The US Economy Has Become Significantly Less Cyclical
- InfraCap Management
- 2 days ago
- 2 min read
Many forecasters had expected the US economy to enter recession over the last 3 years as is normal during a Fed tightening cycle. A decline in the housing sector, triggered by a Fed tightening cycle, accounted for 12 out of 13 post WWII recessions with the contraction triggered when housing starts decline below 1.1MM (“The Hatfield Rule”). The only reason the US economy is not in recession is the housing sector has become less cyclical as home building has remained muted since the GFC with only an average of 1.1MM homes started with a peak of 1.8MM (see chart below). During the 10 years prior to the GFC starts averaged 1.7MM with a peak of 2.3MM. Consequently, there is a significant shortage of homes in the US of approximately 4MM homes. Also, there is now an active group to investors buying new homes to rent which provides for more resilient demand than existed in the past. When there is no boom in housing construction, the bust is far less significant as the rapid decline in construction and manufacturing employment is muted and the resulting impact on consumption due to layoffs is also smaller.

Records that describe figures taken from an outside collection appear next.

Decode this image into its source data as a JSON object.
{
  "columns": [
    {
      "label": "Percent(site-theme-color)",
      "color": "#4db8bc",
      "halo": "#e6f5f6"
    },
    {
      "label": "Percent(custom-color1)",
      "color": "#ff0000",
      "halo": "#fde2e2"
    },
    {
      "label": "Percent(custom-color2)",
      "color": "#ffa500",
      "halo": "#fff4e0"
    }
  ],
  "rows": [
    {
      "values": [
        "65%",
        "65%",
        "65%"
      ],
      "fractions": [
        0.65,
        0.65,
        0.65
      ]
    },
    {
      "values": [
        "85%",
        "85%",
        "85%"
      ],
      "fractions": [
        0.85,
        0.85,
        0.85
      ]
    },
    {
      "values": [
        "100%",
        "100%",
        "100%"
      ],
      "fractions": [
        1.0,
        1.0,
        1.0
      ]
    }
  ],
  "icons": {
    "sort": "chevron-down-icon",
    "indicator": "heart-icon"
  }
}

U.S economy less cyclical as housing starts are less volatile:

During this cycle the tech sector is booming which has offset the decline in housing and construction (see chart below). This AI tech boom has more of an economic impact than the internet boom as AI is very computing hardware dependent which requires more investment in chip manufacturing, data centers and electricity supply. This investment in tech manufacturing and construction offsets some of the decline in housing and old economy construction.